Millions of financial aid applicants use the IRS DRT each year to streamline and simplify the FAFSA application process. But without the tool – which automatically transfers tax information from the IRS into the FAFSA and helps with data accuracy – financial aid administrators have reported increases in the number of students being selected for verification. More students are presumably being selected for verification because they have had to manually enter their 2015 tax information for the FAFSA in lieu of using the DRT.
In March, NASFAA sent a letter to ED, asking Education Secretary Betsy DeVos and Federal Student Aid Chief Operating Officer James Runcie to take steps to provide relief for students and aid administrators dealing with the sudden and unexpected outage, which is expected to continue until the next FAFSA filing season. The actions announced Monday address some of NASFAA’s concerns.
Initially, ED said students selected for verification would still be required to provide tax transcripts, which can be a difficult process for some students and families, according to the National College Access Network.
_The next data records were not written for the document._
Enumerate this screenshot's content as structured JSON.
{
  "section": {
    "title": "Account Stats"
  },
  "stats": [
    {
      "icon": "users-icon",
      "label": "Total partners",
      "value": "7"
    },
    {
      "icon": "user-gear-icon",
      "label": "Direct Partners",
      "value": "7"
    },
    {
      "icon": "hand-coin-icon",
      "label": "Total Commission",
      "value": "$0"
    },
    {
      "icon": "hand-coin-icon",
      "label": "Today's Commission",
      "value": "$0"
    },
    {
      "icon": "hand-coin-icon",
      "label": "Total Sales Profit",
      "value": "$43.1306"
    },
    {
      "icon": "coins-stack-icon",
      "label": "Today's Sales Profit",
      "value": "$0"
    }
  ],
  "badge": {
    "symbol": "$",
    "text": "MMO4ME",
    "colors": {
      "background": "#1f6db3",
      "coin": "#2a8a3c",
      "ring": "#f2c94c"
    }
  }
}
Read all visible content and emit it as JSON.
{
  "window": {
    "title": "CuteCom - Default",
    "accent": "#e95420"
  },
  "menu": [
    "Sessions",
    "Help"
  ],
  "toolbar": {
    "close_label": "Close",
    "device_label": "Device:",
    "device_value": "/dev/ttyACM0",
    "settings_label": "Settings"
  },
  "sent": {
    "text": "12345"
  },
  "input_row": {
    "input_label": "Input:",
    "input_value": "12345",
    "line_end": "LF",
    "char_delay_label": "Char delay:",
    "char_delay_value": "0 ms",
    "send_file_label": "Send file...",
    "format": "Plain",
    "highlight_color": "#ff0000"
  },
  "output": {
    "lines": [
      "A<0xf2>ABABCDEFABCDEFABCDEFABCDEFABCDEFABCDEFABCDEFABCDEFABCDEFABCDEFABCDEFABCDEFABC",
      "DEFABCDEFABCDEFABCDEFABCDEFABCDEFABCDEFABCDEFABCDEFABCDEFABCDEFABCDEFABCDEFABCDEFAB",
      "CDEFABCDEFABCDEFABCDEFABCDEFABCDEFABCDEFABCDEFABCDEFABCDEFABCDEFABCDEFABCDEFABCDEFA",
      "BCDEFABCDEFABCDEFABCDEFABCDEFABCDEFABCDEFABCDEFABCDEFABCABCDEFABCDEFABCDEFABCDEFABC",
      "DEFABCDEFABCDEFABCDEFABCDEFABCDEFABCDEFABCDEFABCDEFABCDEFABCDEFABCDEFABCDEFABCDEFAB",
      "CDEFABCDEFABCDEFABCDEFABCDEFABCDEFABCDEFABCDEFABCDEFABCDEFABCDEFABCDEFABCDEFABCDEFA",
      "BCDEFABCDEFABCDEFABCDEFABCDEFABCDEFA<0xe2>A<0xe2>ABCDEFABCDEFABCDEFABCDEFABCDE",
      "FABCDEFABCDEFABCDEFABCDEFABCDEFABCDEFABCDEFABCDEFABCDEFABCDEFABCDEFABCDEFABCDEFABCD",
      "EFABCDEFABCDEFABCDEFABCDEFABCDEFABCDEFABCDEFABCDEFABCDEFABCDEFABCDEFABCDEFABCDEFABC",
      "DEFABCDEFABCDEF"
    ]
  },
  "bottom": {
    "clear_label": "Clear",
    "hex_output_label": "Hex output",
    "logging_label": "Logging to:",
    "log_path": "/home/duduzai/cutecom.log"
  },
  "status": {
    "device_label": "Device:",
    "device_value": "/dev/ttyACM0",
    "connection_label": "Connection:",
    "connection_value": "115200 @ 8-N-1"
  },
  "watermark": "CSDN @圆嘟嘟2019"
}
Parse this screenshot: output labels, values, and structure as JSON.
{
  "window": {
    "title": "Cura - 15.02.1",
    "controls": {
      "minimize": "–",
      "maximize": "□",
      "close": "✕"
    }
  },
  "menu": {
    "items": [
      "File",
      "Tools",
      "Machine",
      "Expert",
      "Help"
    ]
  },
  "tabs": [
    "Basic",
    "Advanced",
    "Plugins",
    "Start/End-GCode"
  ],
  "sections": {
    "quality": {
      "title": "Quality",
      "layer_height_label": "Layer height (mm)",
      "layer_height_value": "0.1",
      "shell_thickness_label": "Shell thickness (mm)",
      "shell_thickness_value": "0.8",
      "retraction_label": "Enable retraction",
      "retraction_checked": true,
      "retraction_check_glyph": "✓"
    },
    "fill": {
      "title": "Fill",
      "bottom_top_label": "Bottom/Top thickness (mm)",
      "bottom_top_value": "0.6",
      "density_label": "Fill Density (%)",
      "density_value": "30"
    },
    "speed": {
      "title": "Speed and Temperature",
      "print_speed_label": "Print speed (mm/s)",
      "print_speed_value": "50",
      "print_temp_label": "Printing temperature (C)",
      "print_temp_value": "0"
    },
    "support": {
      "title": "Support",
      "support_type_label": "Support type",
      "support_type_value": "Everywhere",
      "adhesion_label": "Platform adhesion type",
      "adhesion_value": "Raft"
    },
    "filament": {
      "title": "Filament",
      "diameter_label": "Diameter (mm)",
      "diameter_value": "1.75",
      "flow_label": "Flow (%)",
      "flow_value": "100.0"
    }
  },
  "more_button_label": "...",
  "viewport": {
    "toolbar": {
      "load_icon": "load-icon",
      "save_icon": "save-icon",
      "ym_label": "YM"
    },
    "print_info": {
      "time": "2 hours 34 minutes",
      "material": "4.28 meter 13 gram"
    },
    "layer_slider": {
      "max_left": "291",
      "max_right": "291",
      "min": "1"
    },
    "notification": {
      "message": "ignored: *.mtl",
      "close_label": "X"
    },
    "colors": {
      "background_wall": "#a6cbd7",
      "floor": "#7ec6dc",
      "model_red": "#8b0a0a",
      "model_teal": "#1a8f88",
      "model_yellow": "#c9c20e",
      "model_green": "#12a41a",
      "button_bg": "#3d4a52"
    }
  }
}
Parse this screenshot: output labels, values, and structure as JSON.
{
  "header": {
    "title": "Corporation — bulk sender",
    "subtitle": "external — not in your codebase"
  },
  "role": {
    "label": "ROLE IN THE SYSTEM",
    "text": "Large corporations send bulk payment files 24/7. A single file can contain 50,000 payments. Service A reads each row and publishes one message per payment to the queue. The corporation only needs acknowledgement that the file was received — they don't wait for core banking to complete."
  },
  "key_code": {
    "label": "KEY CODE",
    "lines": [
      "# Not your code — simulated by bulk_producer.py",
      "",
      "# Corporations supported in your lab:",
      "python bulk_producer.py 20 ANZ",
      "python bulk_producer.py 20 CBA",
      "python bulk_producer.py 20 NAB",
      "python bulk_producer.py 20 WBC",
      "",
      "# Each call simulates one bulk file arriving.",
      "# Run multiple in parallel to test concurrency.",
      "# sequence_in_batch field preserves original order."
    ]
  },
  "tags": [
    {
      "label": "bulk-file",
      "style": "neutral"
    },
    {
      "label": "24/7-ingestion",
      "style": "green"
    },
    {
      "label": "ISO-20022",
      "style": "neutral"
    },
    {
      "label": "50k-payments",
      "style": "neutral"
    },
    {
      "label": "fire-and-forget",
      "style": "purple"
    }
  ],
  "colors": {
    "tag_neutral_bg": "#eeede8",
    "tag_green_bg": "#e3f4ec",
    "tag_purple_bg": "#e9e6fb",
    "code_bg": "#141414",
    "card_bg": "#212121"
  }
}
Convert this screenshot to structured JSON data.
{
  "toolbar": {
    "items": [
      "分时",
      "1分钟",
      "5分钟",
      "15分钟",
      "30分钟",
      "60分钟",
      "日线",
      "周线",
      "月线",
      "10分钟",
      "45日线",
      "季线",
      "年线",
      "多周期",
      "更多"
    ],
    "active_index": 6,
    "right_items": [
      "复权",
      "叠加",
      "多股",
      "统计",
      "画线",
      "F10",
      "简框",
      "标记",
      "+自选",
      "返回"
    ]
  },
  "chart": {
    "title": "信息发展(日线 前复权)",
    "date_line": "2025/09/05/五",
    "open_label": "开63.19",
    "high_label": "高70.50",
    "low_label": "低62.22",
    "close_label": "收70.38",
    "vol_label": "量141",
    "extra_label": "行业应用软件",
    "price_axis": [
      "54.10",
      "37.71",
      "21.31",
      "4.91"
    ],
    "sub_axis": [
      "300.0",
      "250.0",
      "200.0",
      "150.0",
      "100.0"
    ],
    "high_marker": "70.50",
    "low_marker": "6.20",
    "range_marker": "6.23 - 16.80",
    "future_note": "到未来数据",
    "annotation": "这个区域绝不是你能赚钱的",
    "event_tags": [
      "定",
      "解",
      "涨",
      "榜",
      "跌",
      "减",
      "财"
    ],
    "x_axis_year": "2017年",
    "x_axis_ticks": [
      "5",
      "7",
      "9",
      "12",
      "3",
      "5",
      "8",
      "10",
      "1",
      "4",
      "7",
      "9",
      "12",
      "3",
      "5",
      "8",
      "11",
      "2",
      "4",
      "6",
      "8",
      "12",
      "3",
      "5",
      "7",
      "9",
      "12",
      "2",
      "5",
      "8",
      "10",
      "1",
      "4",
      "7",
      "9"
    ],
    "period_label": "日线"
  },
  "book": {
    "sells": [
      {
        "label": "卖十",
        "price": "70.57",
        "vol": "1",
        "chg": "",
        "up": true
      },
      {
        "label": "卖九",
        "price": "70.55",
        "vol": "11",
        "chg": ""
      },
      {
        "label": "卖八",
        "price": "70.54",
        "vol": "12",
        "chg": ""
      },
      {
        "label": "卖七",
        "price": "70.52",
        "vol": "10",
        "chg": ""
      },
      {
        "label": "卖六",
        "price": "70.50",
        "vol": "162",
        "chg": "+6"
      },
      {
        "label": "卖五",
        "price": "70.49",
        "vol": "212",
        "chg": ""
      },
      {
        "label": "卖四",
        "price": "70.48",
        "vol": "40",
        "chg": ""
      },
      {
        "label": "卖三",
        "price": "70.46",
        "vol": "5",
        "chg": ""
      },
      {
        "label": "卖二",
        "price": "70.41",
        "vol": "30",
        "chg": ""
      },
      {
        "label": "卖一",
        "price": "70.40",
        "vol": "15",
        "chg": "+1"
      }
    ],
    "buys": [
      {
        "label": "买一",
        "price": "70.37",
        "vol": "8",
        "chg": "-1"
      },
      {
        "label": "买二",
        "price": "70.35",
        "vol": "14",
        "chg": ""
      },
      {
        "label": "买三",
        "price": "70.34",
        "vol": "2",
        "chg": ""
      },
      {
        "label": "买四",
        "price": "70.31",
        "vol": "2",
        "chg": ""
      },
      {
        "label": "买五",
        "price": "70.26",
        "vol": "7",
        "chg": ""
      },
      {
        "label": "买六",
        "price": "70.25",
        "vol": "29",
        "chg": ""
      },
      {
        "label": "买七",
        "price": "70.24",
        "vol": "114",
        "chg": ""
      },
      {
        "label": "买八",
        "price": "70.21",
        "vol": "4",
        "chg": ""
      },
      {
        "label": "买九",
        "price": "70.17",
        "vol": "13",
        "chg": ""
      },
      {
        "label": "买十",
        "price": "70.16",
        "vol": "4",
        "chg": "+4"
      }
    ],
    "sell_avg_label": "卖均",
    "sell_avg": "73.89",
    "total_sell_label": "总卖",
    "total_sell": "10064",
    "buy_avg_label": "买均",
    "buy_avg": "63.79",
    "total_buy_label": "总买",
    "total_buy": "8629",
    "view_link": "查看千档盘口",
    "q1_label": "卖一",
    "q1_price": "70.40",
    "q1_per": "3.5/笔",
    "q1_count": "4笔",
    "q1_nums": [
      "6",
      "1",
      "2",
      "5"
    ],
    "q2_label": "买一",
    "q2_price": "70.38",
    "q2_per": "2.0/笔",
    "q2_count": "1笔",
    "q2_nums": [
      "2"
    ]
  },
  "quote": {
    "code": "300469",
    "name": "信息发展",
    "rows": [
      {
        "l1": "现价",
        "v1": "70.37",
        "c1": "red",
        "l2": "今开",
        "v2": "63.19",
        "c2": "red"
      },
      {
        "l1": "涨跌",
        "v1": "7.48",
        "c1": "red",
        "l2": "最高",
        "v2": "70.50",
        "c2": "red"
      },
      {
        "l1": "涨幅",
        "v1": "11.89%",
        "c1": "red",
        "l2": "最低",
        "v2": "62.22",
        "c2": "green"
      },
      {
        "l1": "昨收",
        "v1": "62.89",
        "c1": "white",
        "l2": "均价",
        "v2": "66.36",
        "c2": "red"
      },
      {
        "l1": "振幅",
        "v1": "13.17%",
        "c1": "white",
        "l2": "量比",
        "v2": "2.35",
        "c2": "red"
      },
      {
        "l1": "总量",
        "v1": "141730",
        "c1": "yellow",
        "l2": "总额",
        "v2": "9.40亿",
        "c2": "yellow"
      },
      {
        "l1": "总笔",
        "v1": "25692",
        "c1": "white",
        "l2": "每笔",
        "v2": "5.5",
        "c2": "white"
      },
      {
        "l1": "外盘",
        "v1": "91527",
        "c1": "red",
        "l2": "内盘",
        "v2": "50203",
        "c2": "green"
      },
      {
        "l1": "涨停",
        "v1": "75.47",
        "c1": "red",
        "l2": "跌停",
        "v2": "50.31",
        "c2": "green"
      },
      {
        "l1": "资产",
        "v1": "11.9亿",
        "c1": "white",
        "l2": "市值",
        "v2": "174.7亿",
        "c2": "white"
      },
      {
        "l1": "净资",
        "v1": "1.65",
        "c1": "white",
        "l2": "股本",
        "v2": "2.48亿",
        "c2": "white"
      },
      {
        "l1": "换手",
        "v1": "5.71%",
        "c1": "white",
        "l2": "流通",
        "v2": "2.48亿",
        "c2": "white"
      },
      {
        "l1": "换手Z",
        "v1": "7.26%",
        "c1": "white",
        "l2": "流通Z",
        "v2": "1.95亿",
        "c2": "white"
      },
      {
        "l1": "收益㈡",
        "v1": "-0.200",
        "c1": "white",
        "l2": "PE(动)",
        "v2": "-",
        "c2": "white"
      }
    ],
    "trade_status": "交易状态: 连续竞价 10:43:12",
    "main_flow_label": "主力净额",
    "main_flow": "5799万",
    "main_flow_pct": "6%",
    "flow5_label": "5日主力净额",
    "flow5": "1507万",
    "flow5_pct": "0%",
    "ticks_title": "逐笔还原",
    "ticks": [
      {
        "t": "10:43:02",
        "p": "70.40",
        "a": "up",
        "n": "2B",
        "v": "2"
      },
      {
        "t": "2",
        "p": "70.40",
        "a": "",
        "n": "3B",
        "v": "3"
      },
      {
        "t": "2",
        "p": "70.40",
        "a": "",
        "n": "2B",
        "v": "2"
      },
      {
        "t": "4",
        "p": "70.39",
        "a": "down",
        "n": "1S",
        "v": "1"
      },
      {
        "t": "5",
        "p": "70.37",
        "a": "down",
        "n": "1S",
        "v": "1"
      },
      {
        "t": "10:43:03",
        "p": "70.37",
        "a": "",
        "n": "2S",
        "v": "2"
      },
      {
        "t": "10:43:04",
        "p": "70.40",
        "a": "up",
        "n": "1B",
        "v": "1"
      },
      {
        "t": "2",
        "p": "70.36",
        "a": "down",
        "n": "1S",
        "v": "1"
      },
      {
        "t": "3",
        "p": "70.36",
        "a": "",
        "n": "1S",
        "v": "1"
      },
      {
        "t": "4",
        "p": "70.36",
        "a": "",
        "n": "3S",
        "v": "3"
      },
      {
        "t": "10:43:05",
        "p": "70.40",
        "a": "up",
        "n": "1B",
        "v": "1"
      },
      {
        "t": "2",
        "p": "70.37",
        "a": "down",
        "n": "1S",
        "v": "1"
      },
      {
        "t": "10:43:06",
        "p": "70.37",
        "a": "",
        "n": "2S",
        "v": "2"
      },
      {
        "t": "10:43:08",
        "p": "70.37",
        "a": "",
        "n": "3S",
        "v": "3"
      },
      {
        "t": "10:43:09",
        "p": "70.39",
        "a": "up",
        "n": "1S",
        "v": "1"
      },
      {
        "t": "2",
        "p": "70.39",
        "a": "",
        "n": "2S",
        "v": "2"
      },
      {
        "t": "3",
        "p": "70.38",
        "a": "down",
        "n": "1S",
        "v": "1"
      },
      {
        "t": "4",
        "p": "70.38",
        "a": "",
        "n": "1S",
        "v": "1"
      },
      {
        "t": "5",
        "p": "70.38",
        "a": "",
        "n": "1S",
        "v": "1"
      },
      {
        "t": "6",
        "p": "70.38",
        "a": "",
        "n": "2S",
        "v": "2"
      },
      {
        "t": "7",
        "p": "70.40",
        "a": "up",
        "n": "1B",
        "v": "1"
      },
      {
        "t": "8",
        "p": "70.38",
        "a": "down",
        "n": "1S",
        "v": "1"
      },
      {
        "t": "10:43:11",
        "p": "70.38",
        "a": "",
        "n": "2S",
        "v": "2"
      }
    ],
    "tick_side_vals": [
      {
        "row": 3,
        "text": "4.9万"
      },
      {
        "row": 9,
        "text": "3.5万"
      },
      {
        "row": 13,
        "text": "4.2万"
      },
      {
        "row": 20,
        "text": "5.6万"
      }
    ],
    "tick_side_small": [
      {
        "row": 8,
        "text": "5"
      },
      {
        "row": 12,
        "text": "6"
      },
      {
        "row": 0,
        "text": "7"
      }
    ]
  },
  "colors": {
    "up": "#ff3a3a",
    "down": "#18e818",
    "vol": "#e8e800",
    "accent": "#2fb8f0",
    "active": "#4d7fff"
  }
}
But on Monday, ED announced that rather than collecting tax transcripts, institutions may consider a signed paper copy of the 2015 IRS tax return for verification documentation.
In the case of students selected for verification of nonfiling, students will no longer be required to provide documentation from the IRS or other tax authorities that show they, their spouse, or their parents did not file a tax return. However, these students must still provide a signed statement “certifying that the individual has not filed and is not required to file a 2015 income tax return,” as well as a document listing the amount and sources of any income from that year. They must also submit a copy of a W-2 (or an equivalent document) for any source of employment from that year.
"These flexibilities are an important step toward making the process easier. They help applicants who normally would have used the IRS DRT to more easily complete the application process," DeVos said in a statement. "We will continue to look for additional ways to ease the burdens created by the IRS DRT outage until the tool can be restored with added security measures in place later this year."